Handling rejection: New study sheds light on why it hurts

December 9, 2008

(PhysOrg.com) -- Rejection is one of those universal experiences we can all relate to. Whether it's family or social, through business or a romantic rejection, that feeling of exclusion, or a lack of acceptance, is something we all dread.

Even though rejection in one form or another is a part of everyday life, the experience can be devastating and can have serious psychological consequences such as loneliness, reduced self-esteem, aggression and depression.

Now, a study done by Macquarie University psychology PhD candidate, Jonathan Gerber, into the behavioural effects of rejection sheds new light on precisely what it is about rejection that makes us feel so bad.

Gerber analysed 88 existing experimental rejection research studies. He found that while rejection moderately lowers mood and self-esteem, the loss of control felt by the person who has been rejected was found to be a major factor contributing further to their hurt and distress.

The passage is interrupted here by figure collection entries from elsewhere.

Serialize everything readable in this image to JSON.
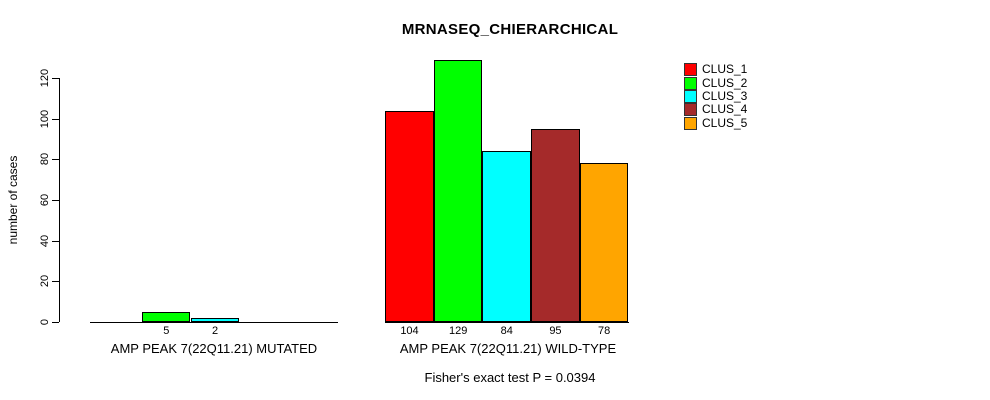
{
  "title": "MRNASEQ_CHIERARCHICAL",
  "y_axis": {
    "label": "number of cases",
    "ticks": [
      0,
      20,
      40,
      60,
      80,
      100,
      120
    ]
  },
  "legend": [
    {
      "label": "CLUS_1",
      "color": "#FF0000"
    },
    {
      "label": "CLUS_2",
      "color": "#00FF00"
    },
    {
      "label": "CLUS_3",
      "color": "#00FFFF"
    },
    {
      "label": "CLUS_4",
      "color": "#A52A2A"
    },
    {
      "label": "CLUS_5",
      "color": "#FFA500"
    }
  ],
  "footer": "Fisher's exact test P = 0.0394",
  "chart_data": {
    "type": "bar",
    "title": "MRNASEQ_CHIERARCHICAL",
    "ylabel": "number of cases",
    "ylim": [
      0,
      130
    ],
    "yticks": [
      0,
      20,
      40,
      60,
      80,
      100,
      120
    ],
    "grid": false,
    "legend_position": "top-right",
    "legend_entries": [
      "CLUS_1",
      "CLUS_2",
      "CLUS_3",
      "CLUS_4",
      "CLUS_5"
    ],
    "categories": [
      "AMP PEAK 7(22Q11.21) MUTATED",
      "AMP PEAK 7(22Q11.21) WILD-TYPE"
    ],
    "groups": [
      {
        "label": "AMP PEAK 7(22Q11.21) MUTATED",
        "bars": [
          {
            "cluster": "CLUS_2",
            "value": 5,
            "slot": 1
          },
          {
            "cluster": "CLUS_3",
            "value": 2,
            "slot": 2
          }
        ]
      },
      {
        "label": "AMP PEAK 7(22Q11.21) WILD-TYPE",
        "bars": [
          {
            "cluster": "CLUS_1",
            "value": 104,
            "slot": 0
          },
          {
            "cluster": "CLUS_2",
            "value": 129,
            "slot": 1
          },
          {
            "cluster": "CLUS_3",
            "value": 84,
            "slot": 2
          },
          {
            "cluster": "CLUS_4",
            "value": 95,
            "slot": 3
          },
          {
            "cluster": "CLUS_5",
            "value": 78,
            "slot": 4
          }
        ]
      }
    ],
    "annotation": "Fisher's exact test P = 0.0394"
  }
}
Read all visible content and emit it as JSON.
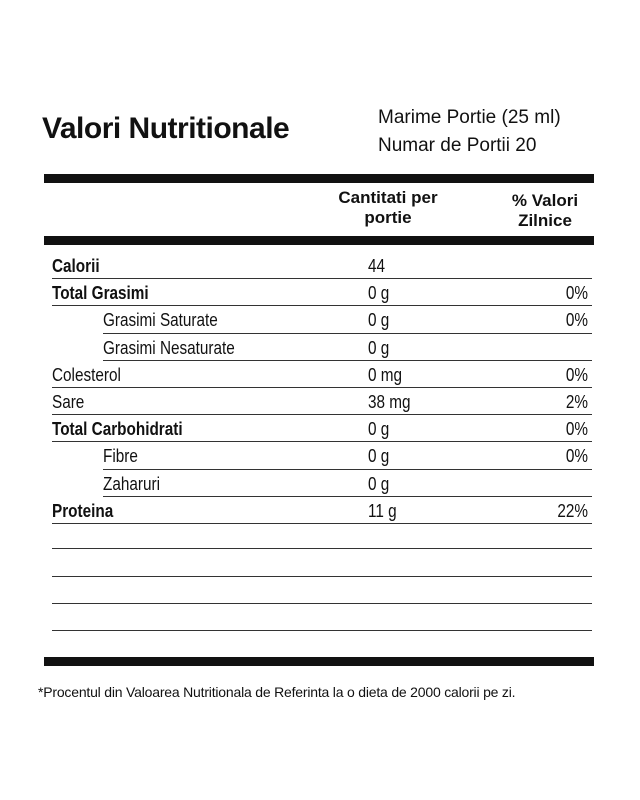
{
  "title": "Valori Nutritionale",
  "serving": {
    "size": "Marime Portie (25 ml)",
    "count": "Numar de Portii 20"
  },
  "headers": {
    "amount_line1": "Cantitati per",
    "amount_line2": "portie",
    "daily_line1": "% Valori",
    "daily_line2": "Zilnice"
  },
  "rows": [
    {
      "label": "Calorii",
      "amount": "44",
      "daily": "",
      "bold": true,
      "indent": false
    },
    {
      "label": "Total Grasimi",
      "amount": "0 g",
      "daily": "0%",
      "bold": true,
      "indent": false
    },
    {
      "label": "Grasimi Saturate",
      "amount": "0 g",
      "daily": "0%",
      "bold": false,
      "indent": true
    },
    {
      "label": "Grasimi Nesaturate",
      "amount": "0 g",
      "daily": "",
      "bold": false,
      "indent": true
    },
    {
      "label": "Colesterol",
      "amount": "0 mg",
      "daily": "0%",
      "bold": false,
      "indent": false
    },
    {
      "label": "Sare",
      "amount": "38 mg",
      "daily": "2%",
      "bold": false,
      "indent": false
    },
    {
      "label": "Total Carbohidrati",
      "amount": "0 g",
      "daily": "0%",
      "bold": true,
      "indent": false
    },
    {
      "label": "Fibre",
      "amount": "0 g",
      "daily": "0%",
      "bold": false,
      "indent": true
    },
    {
      "label": "Zaharuri",
      "amount": "0 g",
      "daily": "",
      "bold": false,
      "indent": true
    },
    {
      "label": "Proteina",
      "amount": "11 g",
      "daily": "22%",
      "bold": true,
      "indent": false
    }
  ],
  "footnote": "*Procentul din Valoarea Nutritionala de Referinta la o dieta de 2000 calorii pe zi."
}
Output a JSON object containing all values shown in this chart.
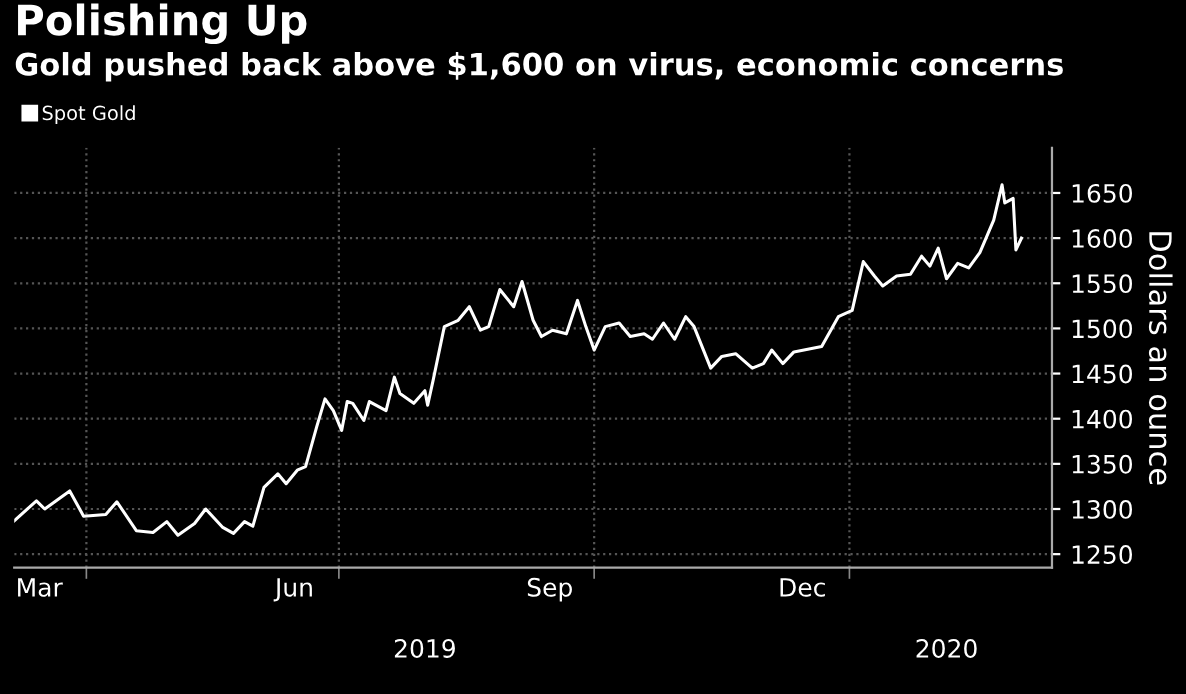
{
  "chart_data": {
    "type": "line",
    "title": "Polishing Up",
    "subtitle": "Gold pushed back above $1,600 on virus, economic concerns",
    "ylabel": "Dollars an ounce",
    "x": [
      "2019-03-06",
      "2019-03-14",
      "2019-03-17",
      "2019-03-26",
      "2019-03-31",
      "2019-04-08",
      "2019-04-12",
      "2019-04-19",
      "2019-04-25",
      "2019-04-30",
      "2019-05-04",
      "2019-05-10",
      "2019-05-14",
      "2019-05-20",
      "2019-05-24",
      "2019-05-28",
      "2019-05-31",
      "2019-06-04",
      "2019-06-09",
      "2019-06-12",
      "2019-06-16",
      "2019-06-19",
      "2019-06-23",
      "2019-06-26",
      "2019-06-29",
      "2019-07-02",
      "2019-07-04",
      "2019-07-06",
      "2019-07-10",
      "2019-07-12",
      "2019-07-18",
      "2019-07-21",
      "2019-07-23",
      "2019-07-28",
      "2019-08-01",
      "2019-08-02",
      "2019-08-04",
      "2019-08-08",
      "2019-08-13",
      "2019-08-17",
      "2019-08-21",
      "2019-08-24",
      "2019-08-28",
      "2019-09-02",
      "2019-09-05",
      "2019-09-09",
      "2019-09-12",
      "2019-09-16",
      "2019-09-21",
      "2019-09-25",
      "2019-09-28",
      "2019-10-01",
      "2019-10-05",
      "2019-10-10",
      "2019-10-14",
      "2019-10-19",
      "2019-10-22",
      "2019-10-26",
      "2019-10-30",
      "2019-11-03",
      "2019-11-06",
      "2019-11-12",
      "2019-11-16",
      "2019-11-21",
      "2019-11-27",
      "2019-12-01",
      "2019-12-04",
      "2019-12-08",
      "2019-12-12",
      "2019-12-22",
      "2019-12-28",
      "2020-01-02",
      "2020-01-06",
      "2020-01-10",
      "2020-01-13",
      "2020-01-18",
      "2020-01-23",
      "2020-01-27",
      "2020-01-30",
      "2020-02-02",
      "2020-02-05",
      "2020-02-09",
      "2020-02-13",
      "2020-02-17",
      "2020-02-22",
      "2020-02-25",
      "2020-02-26",
      "2020-02-29",
      "2020-03-01",
      "2020-03-03"
    ],
    "series": [
      {
        "name": "Spot Gold",
        "color": "#ffffff",
        "values": [
          1287,
          1309,
          1300,
          1320,
          1292,
          1294,
          1308,
          1276,
          1274,
          1286,
          1271,
          1284,
          1300,
          1280,
          1273,
          1286,
          1281,
          1324,
          1339,
          1328,
          1343,
          1347,
          1391,
          1422,
          1409,
          1387,
          1419,
          1417,
          1398,
          1419,
          1409,
          1446,
          1428,
          1417,
          1431,
          1415,
          1443,
          1502,
          1509,
          1524,
          1498,
          1502,
          1543,
          1524,
          1552,
          1509,
          1491,
          1498,
          1494,
          1531,
          1502,
          1476,
          1502,
          1506,
          1491,
          1494,
          1488,
          1506,
          1488,
          1513,
          1502,
          1456,
          1469,
          1472,
          1456,
          1461,
          1476,
          1461,
          1474,
          1480,
          1513,
          1520,
          1574,
          1558,
          1547,
          1558,
          1560,
          1580,
          1569,
          1589,
          1555,
          1572,
          1567,
          1584,
          1620,
          1659,
          1639,
          1644,
          1587,
          1600
        ]
      }
    ],
    "xlim": [
      "2019-03-06",
      "2020-03-14"
    ],
    "xticks": [
      {
        "value": "2019-03-15",
        "label": "Mar"
      },
      {
        "value": "2019-04-01",
        "label": null
      },
      {
        "value": "2019-06-15",
        "label": "Jun"
      },
      {
        "value": "2019-07-01",
        "label": null
      },
      {
        "value": "2019-09-15",
        "label": "Sep"
      },
      {
        "value": "2019-10-01",
        "label": null
      },
      {
        "value": "2019-12-15",
        "label": "Dec"
      },
      {
        "value": "2020-01-01",
        "label": null
      }
    ],
    "ylim": [
      1235,
      1700
    ],
    "yticks": [
      1250,
      1300,
      1350,
      1400,
      1450,
      1500,
      1550,
      1600,
      1650
    ],
    "grid": true,
    "legend": "top left",
    "line_style": "solid",
    "marker": "none",
    "x2lim": [
      "2019-03-06",
      "2020-03-14"
    ],
    "x2ticks": [
      {
        "value": "2019-08-01",
        "label": "2019"
      },
      {
        "value": "2020-02-05",
        "label": "2020"
      }
    ]
  }
}
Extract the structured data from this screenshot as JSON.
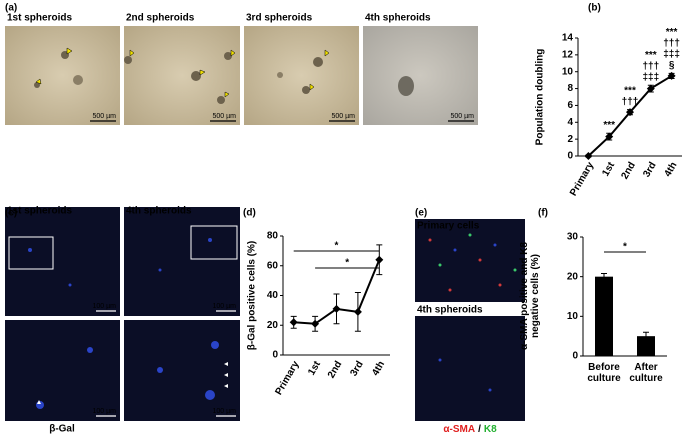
{
  "panels": {
    "a": {
      "label": "(a)",
      "images": [
        {
          "title": "1st spheroids",
          "scale": "500 µm"
        },
        {
          "title": "2nd spheroids",
          "scale": "500 µm"
        },
        {
          "title": "3rd spheroids",
          "scale": "500 µm"
        },
        {
          "title": "4th spheroids",
          "scale": "500 µm"
        }
      ]
    },
    "c": {
      "label": "(c)",
      "images": [
        {
          "title": "1st spheroids",
          "scale": "100 µm"
        },
        {
          "title": "4th spheroids",
          "scale": "100 µm"
        },
        {
          "scale": "100 µm"
        },
        {
          "scale": "100 µm"
        }
      ],
      "caption": "β-Gal"
    },
    "e": {
      "label": "(e)",
      "images": [
        {
          "title": "Primary cells"
        },
        {
          "title": "4th spheroids"
        }
      ],
      "caption": [
        "α-SMA",
        "/",
        "K8"
      ]
    }
  },
  "chart_data": [
    {
      "type": "line",
      "label": "(b)",
      "ylabel": "Population doubling",
      "categories": [
        "Primary",
        "1st",
        "2nd",
        "3rd",
        "4th"
      ],
      "values": [
        0,
        2.3,
        5.2,
        8.0,
        9.5
      ],
      "errors": [
        0.1,
        0.4,
        0.3,
        0.4,
        0.3
      ],
      "color": "#000000",
      "ylim": [
        0,
        14
      ],
      "yticks": [
        0,
        2,
        4,
        6,
        8,
        10,
        12,
        14
      ],
      "annotations": [
        null,
        [
          "***"
        ],
        [
          "***",
          "†††"
        ],
        [
          "***",
          "†††",
          "‡‡‡"
        ],
        [
          "***",
          "†††",
          "‡‡‡",
          "§"
        ]
      ]
    },
    {
      "type": "line",
      "label": "(d)",
      "ylabel": "β-Gal positive cells (%)",
      "categories": [
        "Primary",
        "1st",
        "2nd",
        "3rd",
        "4th"
      ],
      "values": [
        22,
        21,
        31,
        29,
        64
      ],
      "errors": [
        4,
        5,
        10,
        13,
        10
      ],
      "color": "#000000",
      "ylim": [
        0,
        80
      ],
      "yticks": [
        0,
        20,
        40,
        60,
        80
      ],
      "brackets": [
        {
          "from": "Primary",
          "to": "4th",
          "label": "*"
        },
        {
          "from": "1st",
          "to": "4th",
          "label": "*"
        }
      ]
    },
    {
      "type": "bar",
      "label": "(f)",
      "ylabel": "α-SMA positive and K8 negative cells (%)",
      "categories": [
        "Before culture",
        "After culture"
      ],
      "values": [
        20,
        5
      ],
      "errors": [
        0.8,
        1
      ],
      "color": "#000000",
      "ylim": [
        0,
        30
      ],
      "yticks": [
        0,
        10,
        20,
        30
      ],
      "brackets": [
        {
          "from": "Before culture",
          "to": "After culture",
          "label": "*"
        }
      ]
    }
  ]
}
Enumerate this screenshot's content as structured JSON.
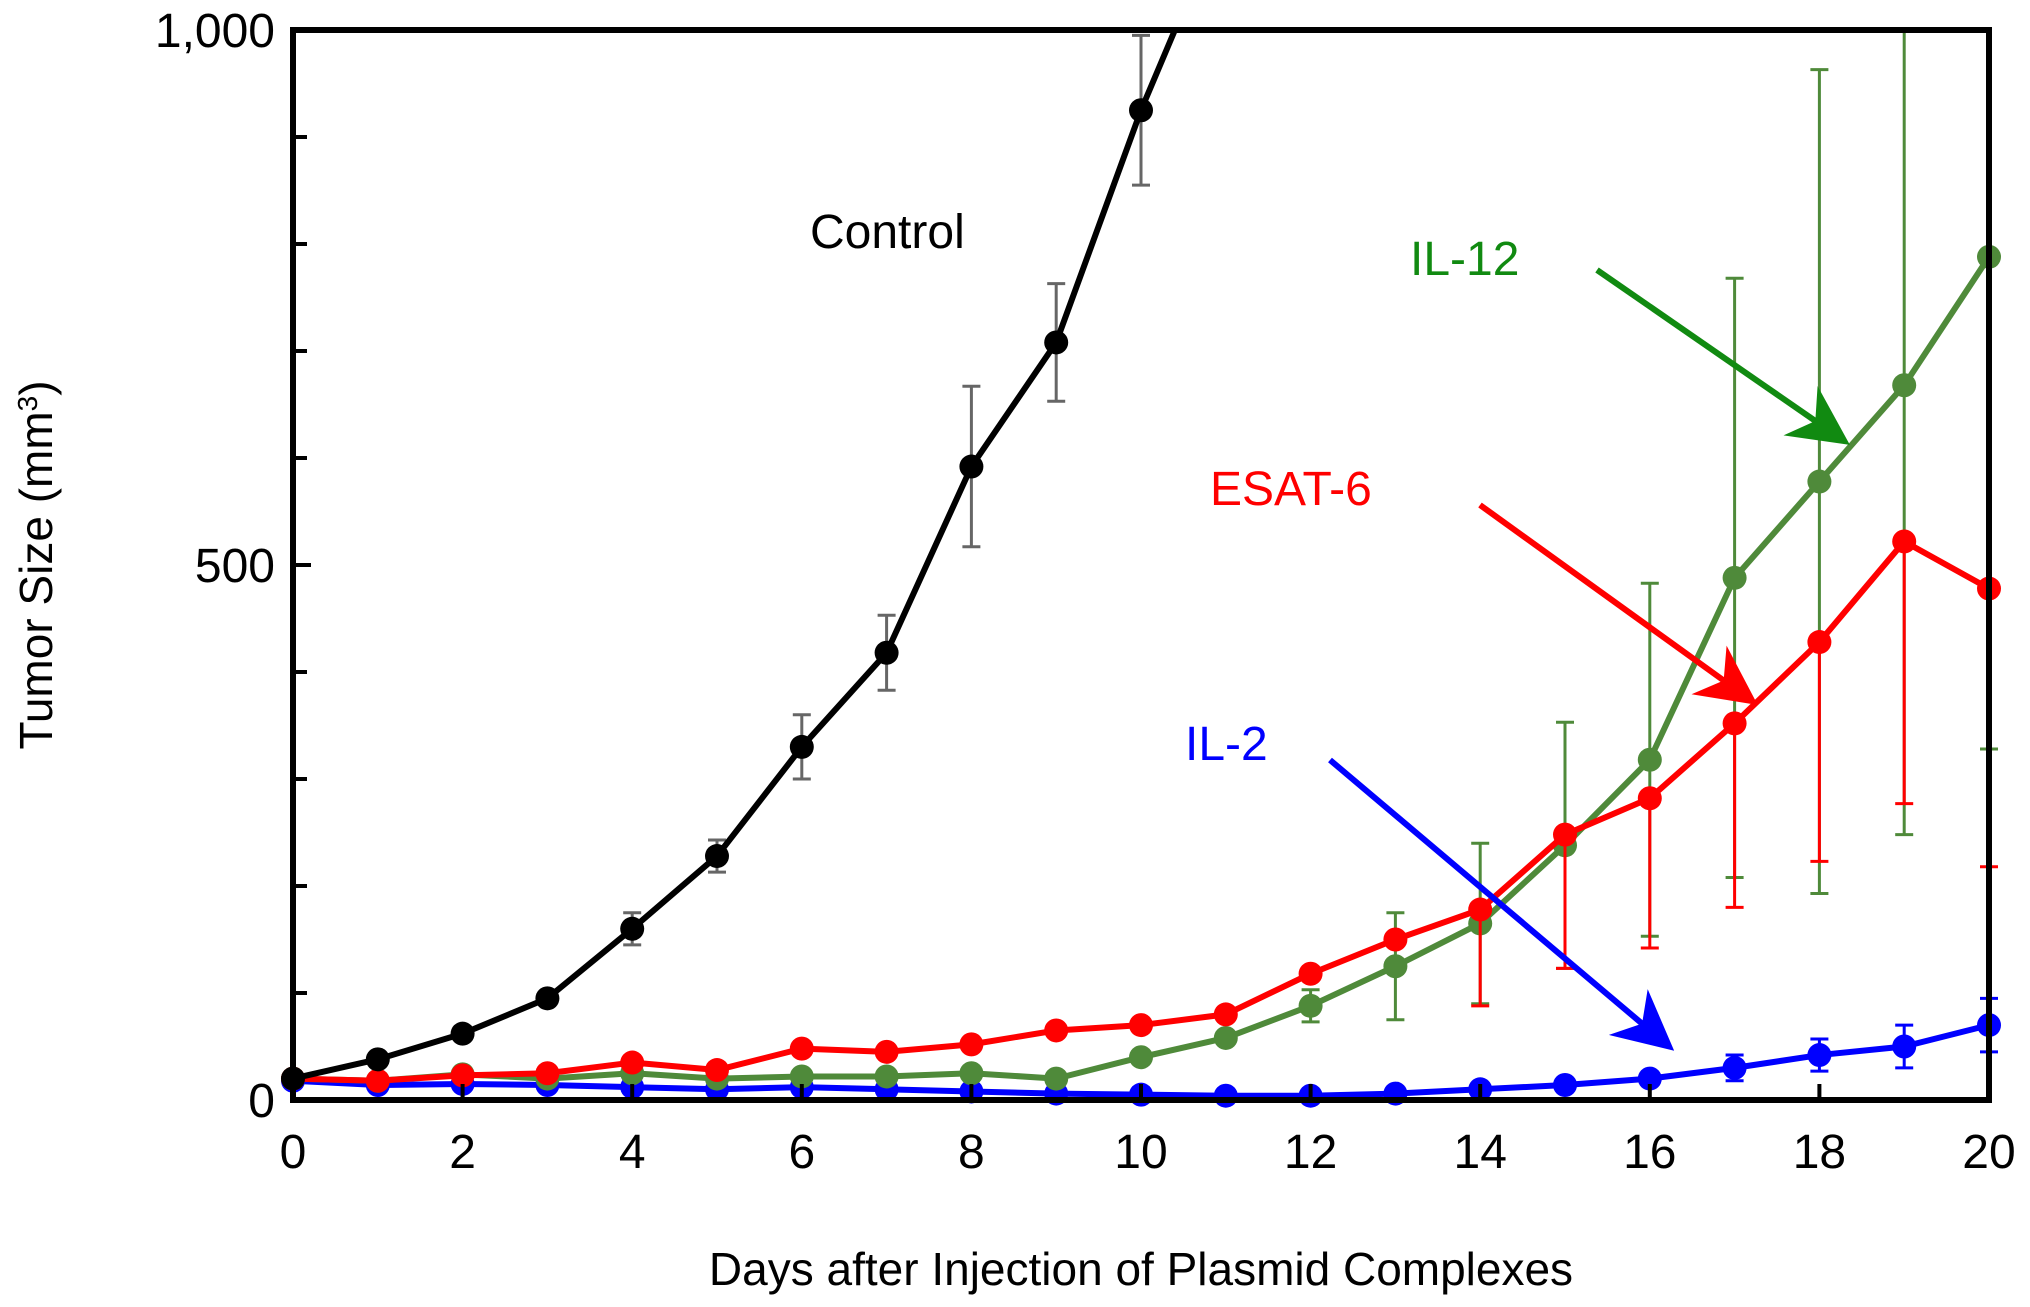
{
  "chart_data": {
    "type": "line",
    "xlabel": "Days after Injection of Plasmid Complexes",
    "ylabel": "Tumor Size (mm",
    "ylabel_sup": "3",
    "ylabel_close": ")",
    "xlim": [
      0,
      20
    ],
    "ylim": [
      0,
      1000
    ],
    "x_ticks": [
      0,
      2,
      4,
      6,
      8,
      10,
      12,
      14,
      16,
      18,
      20
    ],
    "x_tick_labels": [
      "0",
      "2",
      "4",
      "6",
      "8",
      "10",
      "12",
      "14",
      "16",
      "18",
      "20"
    ],
    "y_ticks_labeled": [
      0,
      500,
      1000
    ],
    "y_tick_labels": [
      "0",
      "500",
      "1,000"
    ],
    "y_minor_ticks": [
      100,
      200,
      300,
      400,
      600,
      700,
      800,
      900
    ],
    "grid": false,
    "legend": "inline labels with arrows",
    "series": [
      {
        "name": "Control",
        "color": "#000000",
        "errorbar_color": "#666666",
        "x": [
          0,
          1,
          2,
          3,
          4,
          5,
          6,
          7,
          8,
          9,
          10,
          10.4
        ],
        "y": [
          20,
          38,
          62,
          95,
          160,
          228,
          330,
          418,
          592,
          708,
          925,
          1000
        ],
        "err": [
          0,
          0,
          0,
          0,
          15,
          15,
          30,
          35,
          75,
          55,
          70,
          null
        ]
      },
      {
        "name": "IL-12",
        "color": "#4f8a3a",
        "errorbar_color": "#4f8a3a",
        "x": [
          0,
          1,
          2,
          3,
          4,
          5,
          6,
          7,
          8,
          9,
          10,
          11,
          12,
          13,
          14,
          15,
          16,
          17,
          18,
          19,
          20
        ],
        "y": [
          20,
          18,
          24,
          20,
          25,
          20,
          22,
          22,
          25,
          20,
          40,
          58,
          88,
          125,
          165,
          238,
          318,
          488,
          578,
          668,
          788
        ],
        "err": [
          0,
          0,
          0,
          0,
          0,
          0,
          0,
          0,
          0,
          0,
          0,
          0,
          15,
          50,
          75,
          115,
          165,
          280,
          385,
          420,
          460
        ]
      },
      {
        "name": "ESAT-6",
        "color": "#ff0000",
        "errorbar_color": "#ff0000",
        "x": [
          0,
          1,
          2,
          3,
          4,
          5,
          6,
          7,
          8,
          9,
          10,
          11,
          12,
          13,
          14,
          15,
          16,
          17,
          18,
          19,
          20
        ],
        "y": [
          20,
          18,
          23,
          25,
          35,
          28,
          48,
          45,
          52,
          65,
          70,
          80,
          118,
          150,
          178,
          248,
          282,
          352,
          428,
          522,
          478
        ],
        "err": [
          0,
          0,
          0,
          0,
          0,
          0,
          0,
          0,
          0,
          0,
          0,
          0,
          0,
          0,
          0,
          0,
          0,
          0,
          0,
          0,
          0
        ],
        "err_down": [
          0,
          0,
          0,
          0,
          0,
          0,
          0,
          0,
          0,
          0,
          0,
          0,
          0,
          0,
          90,
          125,
          140,
          172,
          205,
          245,
          260
        ]
      },
      {
        "name": "IL-2",
        "color": "#0000ff",
        "errorbar_color": "#0000ff",
        "x": [
          0,
          1,
          2,
          3,
          4,
          5,
          6,
          7,
          8,
          9,
          10,
          11,
          12,
          13,
          14,
          15,
          16,
          17,
          18,
          19,
          20
        ],
        "y": [
          18,
          14,
          15,
          14,
          12,
          10,
          12,
          10,
          8,
          6,
          5,
          4,
          4,
          6,
          10,
          14,
          20,
          30,
          42,
          50,
          70
        ],
        "err": [
          0,
          0,
          0,
          0,
          0,
          0,
          0,
          0,
          0,
          0,
          0,
          0,
          0,
          0,
          0,
          0,
          0,
          12,
          15,
          20,
          25
        ]
      }
    ],
    "annotations": [
      "Control",
      "IL-12",
      "ESAT-6",
      "IL-2"
    ]
  }
}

Rejection makes us realise that we are not as powerful and in control as we would like to be, Gerber says. As a result, one of the first things most people do when rejected is to look for opportunities to regain that lost sense of control.

"In a sense, rejection is another way of saying 'no', so when rejection is perceived, it is experienced as a barrier, an obstacle to be overcome," Gerber said.

"When the opportunity to regain control is present, people will tend to take this option, even if it means losing an opportunity to regain belonging."

He notes that attempts to regain control could also include a range of anti-social behaviours, such as increased aggression, harassment or even stalking - even though such behaviours would not serve to promote re-inclusion or lead to the restoration of a relationship, and would in fact work against it.

Given his findings, Gerber says that one way to help somebody who has been devastated by rejection is to highlight alternative ways for them to regain power that do not involve anti-social responses.

"We need to be mindful of avoiding putting rejected people into situations where the only way they can restore control is by being anti-social. Many of the anti-social reactions to rejection could be avoided if we could find ways of restoring control that also helped others."

Gerber says seeking ways to gain control over other areas of life can be a useful strategy. Likewise, when rejection occurs, it also helps when the person who is rejected can reframe the situation.

"Salespeople know that a certain amount of phone calls will end in rejection while others will follow through to sales, so it might be useful to realise that although rejection may have happened this time, it won't always happen," he says.